My mind runs the gamut constantly from grief and fear to hope and gratitude, continually saying “our God is able to deliver us and he will deliver us, but if not, be it known unto you, O King, that we will not bow down.” I live with the daily dichotomy of needing and expecting a miracle, thanking God for another wonderful day, while simultaneously helping Karen think through the things she’ll need to think through “if not”, and trying to think through how to help my children and other loved ones keep their hearts tender and trusting the power and character of God, even “if not.”

In all this, God is still God and love is still enough. This I testify.

6 comments:

Hans Deventer said...

Brad, it is wonderful to see how your story is already impacting this oncologist, and is becoming a blessing for you as well! God's hand is in this. I'm happy for the good news that in your post!

Love, Hans & Hannie

Dennis said...

It is clear that the church in Brisbane will be established in ways other than the vision the Lord gave you. Mystery. There have been times I have had to surrender to the Lord powerful visions I absolutely know came from Him. He is Wonderful, Able, and Capable. I now see through a glass darkly, but through that dark glass I know He is. Who better to walk with than Him, in such a tumultuous time? My prayer is that He continue to pour out on you His healing Presence.

rmercer said...

Brad, You put all your faith and trust in God. God, Like you said is enough. The Lord likes acts of faith, weather it’s a mud ball made from spit or tiring to jump up and care your bed off when you know your crippled. Maybe yours is this diet. Keep the faith and pursue every avenue. None of use have long to live. You are helping us to refocus on that reality.
I pray you have much longer than you think


I love eternally
my favorite brother,
Roy

Renae Tolbert said...

Hey Brad, my wonderful, encouraging brother in Christ.
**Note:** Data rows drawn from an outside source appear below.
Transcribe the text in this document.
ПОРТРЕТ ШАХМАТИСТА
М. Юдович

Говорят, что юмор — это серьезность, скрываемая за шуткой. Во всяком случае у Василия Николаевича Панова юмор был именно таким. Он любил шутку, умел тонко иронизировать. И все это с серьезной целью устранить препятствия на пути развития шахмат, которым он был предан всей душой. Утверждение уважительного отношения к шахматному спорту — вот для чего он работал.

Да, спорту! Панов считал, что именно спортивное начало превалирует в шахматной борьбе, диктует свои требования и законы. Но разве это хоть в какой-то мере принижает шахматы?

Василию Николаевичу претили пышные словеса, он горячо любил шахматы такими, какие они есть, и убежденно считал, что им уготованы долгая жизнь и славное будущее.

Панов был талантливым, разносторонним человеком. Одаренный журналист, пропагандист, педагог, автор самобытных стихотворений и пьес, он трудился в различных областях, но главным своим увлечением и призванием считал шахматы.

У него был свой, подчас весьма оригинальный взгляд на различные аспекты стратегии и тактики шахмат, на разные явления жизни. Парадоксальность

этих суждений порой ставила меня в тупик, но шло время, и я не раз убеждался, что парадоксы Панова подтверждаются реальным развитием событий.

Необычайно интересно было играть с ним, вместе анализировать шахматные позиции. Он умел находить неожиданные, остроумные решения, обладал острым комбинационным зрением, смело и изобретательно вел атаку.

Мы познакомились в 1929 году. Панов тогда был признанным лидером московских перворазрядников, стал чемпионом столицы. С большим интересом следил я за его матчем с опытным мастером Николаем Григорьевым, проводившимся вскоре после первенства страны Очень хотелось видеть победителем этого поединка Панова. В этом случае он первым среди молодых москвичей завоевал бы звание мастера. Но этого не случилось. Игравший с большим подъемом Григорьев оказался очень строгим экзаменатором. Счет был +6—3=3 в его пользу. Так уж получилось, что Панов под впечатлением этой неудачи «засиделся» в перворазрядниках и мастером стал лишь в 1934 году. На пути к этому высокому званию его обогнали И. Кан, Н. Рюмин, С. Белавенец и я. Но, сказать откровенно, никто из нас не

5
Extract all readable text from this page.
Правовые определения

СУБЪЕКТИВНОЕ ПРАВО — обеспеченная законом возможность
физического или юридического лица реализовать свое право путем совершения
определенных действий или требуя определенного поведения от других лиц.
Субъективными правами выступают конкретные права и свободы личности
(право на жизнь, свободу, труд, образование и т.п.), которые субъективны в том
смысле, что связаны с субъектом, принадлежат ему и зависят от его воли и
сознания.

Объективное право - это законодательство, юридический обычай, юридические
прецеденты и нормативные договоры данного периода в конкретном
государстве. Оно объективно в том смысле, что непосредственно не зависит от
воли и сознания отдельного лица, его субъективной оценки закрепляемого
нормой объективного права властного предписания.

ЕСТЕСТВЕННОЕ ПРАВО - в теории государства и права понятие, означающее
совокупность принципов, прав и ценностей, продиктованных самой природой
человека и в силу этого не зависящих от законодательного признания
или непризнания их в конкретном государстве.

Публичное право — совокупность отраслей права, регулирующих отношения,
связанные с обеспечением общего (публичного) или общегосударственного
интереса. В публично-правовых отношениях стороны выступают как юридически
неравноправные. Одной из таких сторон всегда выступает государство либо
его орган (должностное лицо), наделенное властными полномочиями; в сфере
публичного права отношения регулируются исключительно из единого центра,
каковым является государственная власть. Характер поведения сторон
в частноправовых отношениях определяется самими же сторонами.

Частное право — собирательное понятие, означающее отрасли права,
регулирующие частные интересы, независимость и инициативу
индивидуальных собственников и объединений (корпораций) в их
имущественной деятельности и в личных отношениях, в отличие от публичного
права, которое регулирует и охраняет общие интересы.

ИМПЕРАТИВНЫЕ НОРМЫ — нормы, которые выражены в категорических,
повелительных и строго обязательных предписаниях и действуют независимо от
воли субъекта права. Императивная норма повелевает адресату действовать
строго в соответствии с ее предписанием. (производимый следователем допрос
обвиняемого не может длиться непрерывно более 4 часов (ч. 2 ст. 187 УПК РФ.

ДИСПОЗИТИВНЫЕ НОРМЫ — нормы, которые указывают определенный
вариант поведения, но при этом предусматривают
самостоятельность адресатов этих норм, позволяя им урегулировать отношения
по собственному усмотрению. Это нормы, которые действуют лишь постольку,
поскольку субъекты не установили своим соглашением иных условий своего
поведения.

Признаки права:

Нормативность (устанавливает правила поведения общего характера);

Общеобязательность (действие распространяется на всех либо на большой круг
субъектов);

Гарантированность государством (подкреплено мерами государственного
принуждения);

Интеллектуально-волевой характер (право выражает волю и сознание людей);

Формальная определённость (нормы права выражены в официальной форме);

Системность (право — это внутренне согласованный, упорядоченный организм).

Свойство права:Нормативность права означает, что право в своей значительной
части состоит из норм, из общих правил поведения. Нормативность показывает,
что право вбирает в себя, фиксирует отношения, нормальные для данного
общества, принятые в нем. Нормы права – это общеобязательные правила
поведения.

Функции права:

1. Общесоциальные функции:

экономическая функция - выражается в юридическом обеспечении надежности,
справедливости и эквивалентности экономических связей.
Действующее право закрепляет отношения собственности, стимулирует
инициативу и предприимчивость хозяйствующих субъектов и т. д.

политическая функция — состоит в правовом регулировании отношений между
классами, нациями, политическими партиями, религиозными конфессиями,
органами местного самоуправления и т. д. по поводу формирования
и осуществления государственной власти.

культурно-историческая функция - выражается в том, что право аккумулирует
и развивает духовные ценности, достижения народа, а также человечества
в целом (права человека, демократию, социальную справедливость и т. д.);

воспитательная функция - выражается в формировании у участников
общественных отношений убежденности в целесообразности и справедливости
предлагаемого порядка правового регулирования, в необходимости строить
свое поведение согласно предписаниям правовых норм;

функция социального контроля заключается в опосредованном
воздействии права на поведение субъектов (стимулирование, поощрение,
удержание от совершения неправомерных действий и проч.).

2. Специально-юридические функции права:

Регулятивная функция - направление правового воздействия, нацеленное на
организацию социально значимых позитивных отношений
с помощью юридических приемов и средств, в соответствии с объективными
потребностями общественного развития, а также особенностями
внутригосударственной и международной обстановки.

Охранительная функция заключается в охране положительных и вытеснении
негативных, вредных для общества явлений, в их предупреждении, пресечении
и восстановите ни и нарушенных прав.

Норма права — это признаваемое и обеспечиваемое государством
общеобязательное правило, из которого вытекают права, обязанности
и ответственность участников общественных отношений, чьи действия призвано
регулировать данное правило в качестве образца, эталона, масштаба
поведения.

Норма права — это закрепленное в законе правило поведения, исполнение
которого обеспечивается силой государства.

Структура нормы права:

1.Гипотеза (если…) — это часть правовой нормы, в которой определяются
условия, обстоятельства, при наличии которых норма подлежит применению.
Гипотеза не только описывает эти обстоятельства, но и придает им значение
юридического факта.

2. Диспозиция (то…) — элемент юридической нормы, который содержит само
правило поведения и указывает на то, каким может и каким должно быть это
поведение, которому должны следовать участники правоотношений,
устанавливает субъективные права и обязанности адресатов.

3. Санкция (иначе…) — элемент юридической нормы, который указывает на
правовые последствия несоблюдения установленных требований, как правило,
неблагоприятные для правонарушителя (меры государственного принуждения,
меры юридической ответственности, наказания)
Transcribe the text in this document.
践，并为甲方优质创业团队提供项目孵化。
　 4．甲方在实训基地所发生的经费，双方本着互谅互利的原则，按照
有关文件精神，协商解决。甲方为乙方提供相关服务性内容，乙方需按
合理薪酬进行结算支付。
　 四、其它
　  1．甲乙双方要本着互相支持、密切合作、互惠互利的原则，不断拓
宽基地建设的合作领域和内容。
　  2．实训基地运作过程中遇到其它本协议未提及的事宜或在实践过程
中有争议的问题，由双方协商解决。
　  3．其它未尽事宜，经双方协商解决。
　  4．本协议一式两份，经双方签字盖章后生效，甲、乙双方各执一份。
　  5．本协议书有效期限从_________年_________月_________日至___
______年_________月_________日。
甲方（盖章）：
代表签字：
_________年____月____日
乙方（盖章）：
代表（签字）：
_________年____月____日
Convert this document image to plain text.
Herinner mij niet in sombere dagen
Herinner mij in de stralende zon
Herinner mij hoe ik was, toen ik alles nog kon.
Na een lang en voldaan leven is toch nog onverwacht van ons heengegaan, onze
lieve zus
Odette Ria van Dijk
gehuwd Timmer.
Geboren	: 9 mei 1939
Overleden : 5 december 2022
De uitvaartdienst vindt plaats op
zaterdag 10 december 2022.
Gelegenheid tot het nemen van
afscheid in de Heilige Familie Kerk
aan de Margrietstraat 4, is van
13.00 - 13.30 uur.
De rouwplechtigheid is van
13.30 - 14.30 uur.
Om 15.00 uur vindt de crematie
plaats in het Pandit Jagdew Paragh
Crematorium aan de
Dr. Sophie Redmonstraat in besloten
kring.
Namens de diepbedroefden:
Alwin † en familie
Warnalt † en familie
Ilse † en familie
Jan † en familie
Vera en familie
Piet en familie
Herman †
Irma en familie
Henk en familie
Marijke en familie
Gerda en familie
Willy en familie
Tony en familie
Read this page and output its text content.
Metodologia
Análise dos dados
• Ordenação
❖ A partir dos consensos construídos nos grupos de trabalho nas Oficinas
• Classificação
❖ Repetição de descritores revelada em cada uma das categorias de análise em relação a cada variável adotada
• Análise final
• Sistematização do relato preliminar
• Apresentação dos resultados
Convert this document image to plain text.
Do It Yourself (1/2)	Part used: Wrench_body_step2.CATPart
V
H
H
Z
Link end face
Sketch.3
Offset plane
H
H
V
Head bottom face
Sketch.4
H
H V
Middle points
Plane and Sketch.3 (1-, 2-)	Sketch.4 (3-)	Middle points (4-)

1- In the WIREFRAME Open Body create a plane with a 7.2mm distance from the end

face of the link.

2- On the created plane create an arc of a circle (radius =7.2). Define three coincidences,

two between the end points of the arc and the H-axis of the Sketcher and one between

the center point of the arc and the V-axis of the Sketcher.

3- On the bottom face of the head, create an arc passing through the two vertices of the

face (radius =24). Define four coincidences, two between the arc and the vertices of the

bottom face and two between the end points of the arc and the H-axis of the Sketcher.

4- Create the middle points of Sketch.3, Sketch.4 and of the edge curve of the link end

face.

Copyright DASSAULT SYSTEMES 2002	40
You are in our prayers. Your life blessed us richly when we attended church in Frisco--your life blesses us now as you face this tough challenge and share your heart.

Love ya, bro.
Herb

Unknown said...
This comment has been removed by the author.
Unknown said...

Brad,

Stateside, it's 2:00pm CDT...God, who knows no limitation of time or space can use the prayer I'm sending His way, despite the time of your actual appointment today. I am praying for His will in your life...no matter where that leads you, but I am praying for your healing as well, and for the Australian govt. to allow you to receive the treatment you need...you do know that God can "treat" you without it! Whatever the conditions along the path you're to travel, I pray for Karen and for Wesley, and for Charlotte, and for Jacob...that they will allow God to work in their hearts and lives and keep them tender and aware of His presence constantly.